For each `start` value of the outer loop, it is obvious to see that the inner loop does `n / k` iterations, visiting one distinct indice in each iteration.
That is, each `start` visits `n / k` distinct indices.
Then we increment `start`. How many values of `start` can we have (or what is the number iterations of the outer loop)? It has to be `k`, because in each outer loop, `count` get incremented `n / k` no matter what (even if there are duplicates across different outer loop iterations/`start` values, which we shall debunk later). So the domain of `start` is `0..k-1`. marker here

We are now sure that the entire algorithm will visit `n / k * k = n` indices, but are the guaranteed to be distinct?
Yes, and this is proven by contradiction. Suppose there exists two indices `idx1` and `idx2`, each corresponding to `start == s1` and `start == s2` in the outer loop.
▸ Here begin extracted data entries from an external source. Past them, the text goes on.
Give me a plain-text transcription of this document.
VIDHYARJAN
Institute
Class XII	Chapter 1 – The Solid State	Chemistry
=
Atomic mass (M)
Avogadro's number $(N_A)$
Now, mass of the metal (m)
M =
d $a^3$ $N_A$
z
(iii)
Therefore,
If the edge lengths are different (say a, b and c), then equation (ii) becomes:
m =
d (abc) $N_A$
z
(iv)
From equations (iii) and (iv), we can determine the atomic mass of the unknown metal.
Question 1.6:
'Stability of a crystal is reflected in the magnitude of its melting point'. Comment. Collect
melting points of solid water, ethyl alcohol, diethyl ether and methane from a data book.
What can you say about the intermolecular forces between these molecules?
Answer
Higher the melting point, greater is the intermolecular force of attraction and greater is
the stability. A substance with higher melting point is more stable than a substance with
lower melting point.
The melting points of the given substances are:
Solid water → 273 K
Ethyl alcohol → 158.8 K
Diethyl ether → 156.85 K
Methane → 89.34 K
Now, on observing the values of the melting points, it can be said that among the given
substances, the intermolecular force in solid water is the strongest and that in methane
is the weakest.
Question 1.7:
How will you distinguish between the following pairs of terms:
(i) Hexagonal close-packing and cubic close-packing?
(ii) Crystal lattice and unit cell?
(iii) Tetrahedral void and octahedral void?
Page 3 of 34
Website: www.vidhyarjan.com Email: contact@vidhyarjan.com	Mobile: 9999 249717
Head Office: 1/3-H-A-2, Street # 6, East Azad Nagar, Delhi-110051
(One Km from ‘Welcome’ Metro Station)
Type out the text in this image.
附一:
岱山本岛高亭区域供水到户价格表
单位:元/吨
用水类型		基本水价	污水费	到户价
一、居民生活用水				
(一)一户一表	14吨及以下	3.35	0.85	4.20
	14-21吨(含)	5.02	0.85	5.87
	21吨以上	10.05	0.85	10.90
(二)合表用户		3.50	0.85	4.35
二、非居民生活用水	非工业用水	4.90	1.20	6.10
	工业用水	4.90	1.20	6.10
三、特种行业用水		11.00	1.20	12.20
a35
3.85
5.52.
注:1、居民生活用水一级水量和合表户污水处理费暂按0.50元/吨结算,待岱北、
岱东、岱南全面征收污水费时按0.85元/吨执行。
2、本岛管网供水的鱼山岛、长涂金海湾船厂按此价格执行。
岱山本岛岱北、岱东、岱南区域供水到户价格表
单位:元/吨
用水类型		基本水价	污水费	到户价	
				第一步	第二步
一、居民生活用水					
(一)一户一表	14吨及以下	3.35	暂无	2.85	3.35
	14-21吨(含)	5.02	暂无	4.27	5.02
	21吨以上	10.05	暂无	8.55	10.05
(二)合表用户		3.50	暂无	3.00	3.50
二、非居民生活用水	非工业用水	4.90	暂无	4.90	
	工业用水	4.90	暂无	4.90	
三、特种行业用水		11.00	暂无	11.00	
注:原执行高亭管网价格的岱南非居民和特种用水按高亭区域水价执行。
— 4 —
Then we have:

``````idx1 = idx2
(s1 + a * k) % n = (s2 + b * k) % n
``````

for some `a` and `b`. We also know that `s1 != s2` (it's trivially obvious that you can't have duplicate indices within the same outer iteration/`start`value).
We can deduce that

``````(s1 - s2) % n = (b - a) * k % n
s1 - s2 = (b - a) * k + t * n               //for some t
|s1 - s2| ≥ k
``````

Because

• if `t != 0`, then `|s1 - s2| ≥ n > k`;
• if `t == 0`, then `s1 - s2 = (b - a) * k`, and we know `s1 - s2 ≠ 0`, so `b ≠ a`, thus we also have `|s1 - s2| ≥ k`.

This is a contradiction with the previous conclusion of `start`'s domain being `0..k-1`.

Thus the `n` indices visited in the algorithm will also be distinct.
End of Proof

I think this lemma is enough for understanding the correctness of this algorithm. There is also a nice solution here using a similar idea. I would learn that one as well if I were you.